I’ve tried numerous RAFT_JOIN configs with the CLUSTER_HOSTNAME’s, or the hostnames of server_1 and server_2 with the ports. In the first case, server_1 services don’t join server_2’s cluster, and server_2 doesn’t join server_1s.
{"level":"info","msg":" memberlist: Suspect server_2 has failed, no acks received","time":"2024-08-13T23:29:46Z"}
In the second case, there’s connection problems between the two services on server_1. Any insight into how to set this up, or examples?

The documentation for this doesn’t include port 8300 / Raft port info at all, and seems to lack a nice example of multi node configurations with docker-compose on different machines.

Server Setup Information

  • Weaviate Server Version: 1.26.1
  • Deployment Method: docker-compose
  • Multi Node? Number of Running Nodes: 3 on 2 servers
  • Client Language and Version: Python
  • Multitenancy?: Not atm

Any additional Information

Hi!

This is an unusual way of deploying. I have seen some users with this similar deployment requirement.

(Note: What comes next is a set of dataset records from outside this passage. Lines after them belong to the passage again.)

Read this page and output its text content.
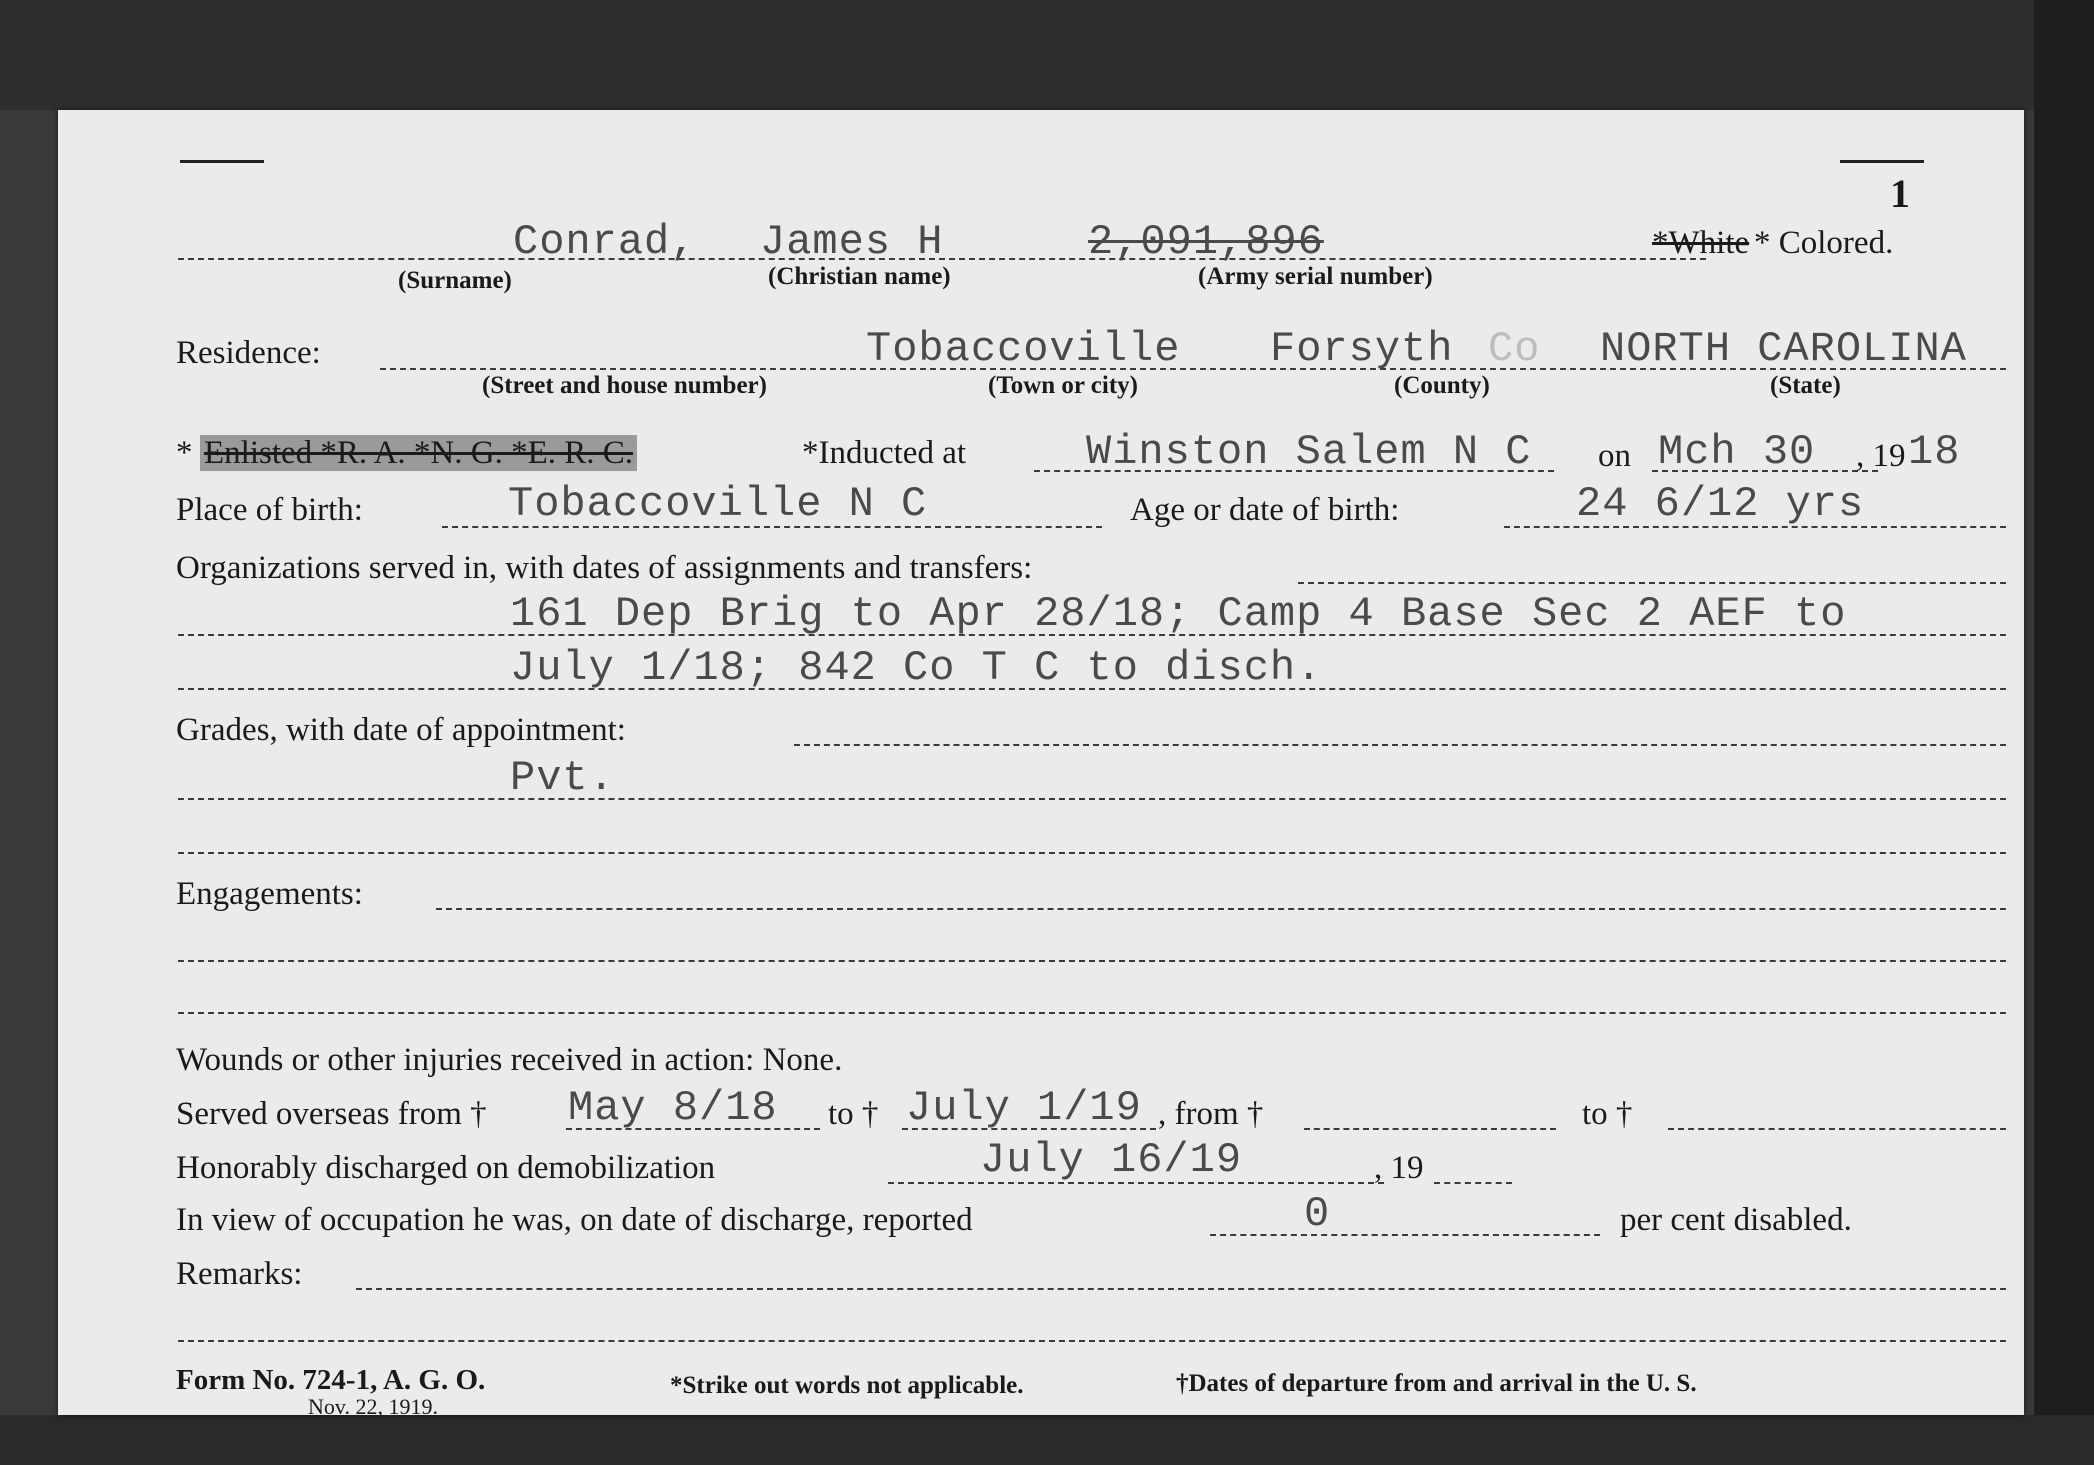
1
Conrad, James H	2,091,896	*White * Colored.
(Surname)	(Christian name)	(Army serial number)
Residence:	Tobaccoville Forsyth Co NORTH CAROLINA
(Street and house number)	(Town or city)	(County)	(State)
* Enlisted *R. A. *N. G. *E. R. C.	*Inducted at	Winston Salem N C on Mch 30 , 19 18
Place of birth:	Tobaccoville N C	Age or date of birth:	24 6/12 yrs
Organizations served in, with dates of assignments and transfers:
161 Dep Brig to Apr 28/18; Camp 4 Base Sec 2 AEF to
July 1/18; 842 Co T C to disch.
Grades, with date of appointment:
Pvt.
Engagements:
Wounds or other injuries received in action: None.
Served overseas from † May 8/18 to † July 1/19 , from †	to †
Honorably discharged on demobilization	July 16/19	, 19
In view of occupation he was, on date of discharge, reported	0	per cent disabled.
Remarks:
Form No. 724-1, A. G. O.
Nov. 22, 1919.
*Strike out words not applicable.	†Dates of departure from and arrival in the U. S.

Can you elaborate better on the reasoning for this?

K8s is a better way to manage multi nodes, and is way more battle proofed.

Alternatively, it would be easier to deploy in Docker Swarm.

other than that, I would try leaving all service name, hostname and node name the same, and working with extra hosts to make sure the host/node is resolving into the corresponding IP.

But this is far from the optimal way to deploy a production cluster :thinking:

Hello, I’m currently facing the same issue. Have you figured out how to solve the error?